I knew that everything this morning was likely to be gummed up because of last night’s ice storm, so when the alarm went off at five this morning, I phoned the employee message line as we’d been instructed to see whether I should report to work. The message said the service center would be opening at ten, so I went to sleep again. At eight I got up and dressed, and slithered carefully down the street to the bus stop, where I waited for better than half an hour, with temperatures in the mid-twenties, before a southbound bus came. (Buses on this route normally run on a fifteen-minute interval.) While I waited I saw two northbound buses go past, so I knew something must be going on. At last two came together, and I learned the City hadn’t sanded the transfer point at Highland Mall, so half a dozen buses had been stuck up there, unable to move, for around an hour until a sand truck could be got out to help them. The two buses finally made a rendezvous south of downtown and the second one, which was running empty, took on all the passengers from the first which then dead-headed over to pick up its place on schedule further down the route.
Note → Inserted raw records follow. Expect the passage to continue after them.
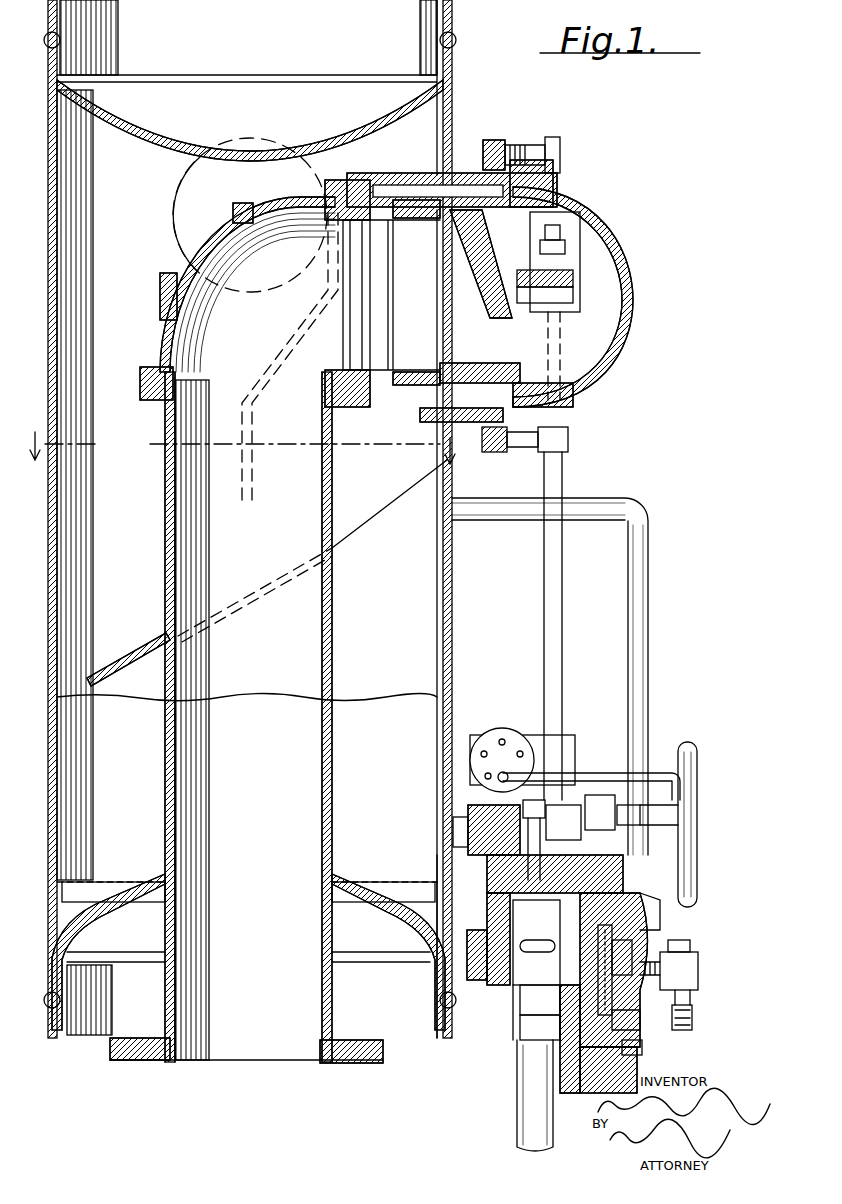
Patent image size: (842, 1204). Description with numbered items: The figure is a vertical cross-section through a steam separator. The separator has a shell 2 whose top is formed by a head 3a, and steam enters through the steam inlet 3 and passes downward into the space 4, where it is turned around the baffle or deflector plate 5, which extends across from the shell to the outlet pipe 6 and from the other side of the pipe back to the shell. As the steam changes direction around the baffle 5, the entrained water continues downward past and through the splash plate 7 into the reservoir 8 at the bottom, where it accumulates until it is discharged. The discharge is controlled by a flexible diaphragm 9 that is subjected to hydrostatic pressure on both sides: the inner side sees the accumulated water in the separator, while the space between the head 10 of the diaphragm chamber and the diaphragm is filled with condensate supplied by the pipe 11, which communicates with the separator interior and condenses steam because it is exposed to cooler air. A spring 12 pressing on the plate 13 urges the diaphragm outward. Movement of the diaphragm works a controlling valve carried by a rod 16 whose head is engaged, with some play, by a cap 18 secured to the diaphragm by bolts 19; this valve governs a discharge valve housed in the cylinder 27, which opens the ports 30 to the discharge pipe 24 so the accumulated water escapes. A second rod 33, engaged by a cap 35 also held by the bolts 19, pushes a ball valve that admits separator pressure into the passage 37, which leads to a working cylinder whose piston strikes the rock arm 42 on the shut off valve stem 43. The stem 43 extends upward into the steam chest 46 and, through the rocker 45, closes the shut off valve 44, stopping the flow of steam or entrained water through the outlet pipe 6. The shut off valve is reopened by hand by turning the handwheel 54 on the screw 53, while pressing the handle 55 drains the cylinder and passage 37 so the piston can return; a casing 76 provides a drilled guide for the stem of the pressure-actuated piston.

The shell 2 is at (45, 772).
The steam inlet 3 is at (190, 205).
The head 3a is at (172, 138).
The space 4 is at (120, 326).
The baffle or deflector plate 5 is at (254, 468).
The outlet pipe 6 is at (258, 1015).
The splash plate 7 is at (140, 650).
The reservoir 8 is at (115, 840).
The flexible diaphragm 9 is at (640, 1046).
The head of diaphragm chamber 10 is at (642, 1030).
The pipe 11 is at (645, 620).
The spring 12 is at (505, 1072).
The plate 13 is at (548, 1040).
The rod 16 is at (520, 1010).
The cap 18 is at (618, 942).
The bolts 19 is at (652, 912).
The discharge pipe 24 is at (525, 1100).
The cylinder 27 is at (465, 890).
The ports 30 is at (495, 992).
The rod 33 is at (700, 966).
The cap 35 is at (650, 952).
The passage or pipe 37 is at (655, 778).
The rock arm 42 is at (472, 740).
The shut off valve stem 43 is at (556, 648).
The shut off valve 44 is at (445, 330).
The rocker 45 is at (556, 280).
The steam chest 46 is at (592, 330).
The screw 53 is at (530, 805).
The handwheel 54 is at (690, 806).
The handle 55 is at (692, 1025).
The casing 76 is at (692, 976).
When I got to the service center I was turned away at the door, with the news that somebody had decided, while I was on the bus, that we weren’t going to open at all today, so I had to slither back across the parking lots to the bus stop and wait another fifteen or twenty minutes in the cold for a northbound bus to come along. One finally did come, and I got on for another three-quarter hour’s ride back uptown, now thoroughly chilled from standing in the cold and damp. I slid home the three blocks from the bus stop, only to find that I needed to go out and get my laundry, in order to have clean shirts for going to work the rest of the week.
I bundled up and started out once more, this time in the car. Fortunately, last night I’d tarped over the windshield and front windows, so I didn’t have to stop and scrape ice before I could go. I got to the dry cleaner without mishap, but in the parking lot I stepped on a patch of black ice I didn’t see beforehand, and went down in a Mack Sennett-type pratfall, as ungainly as the time I got knocked over at the Vermeer exhibition in the National Gallery. The only blessing was that I didn’t hit my head, which I could easily have done, but I bashed my funnybone and gave myself a backache that I still have.
I got myself and the shirts home without more embarrassment or injury, and here I mean to stay. I covered up the car windshield again, just in case, scraped down and swept the sidewalks, and came in to sit and stare at “The Sword in the Stone.” That’s as much excitement or labor as I need for the rest of the day.
The shark spanks the deadly business card in your place. Fnord.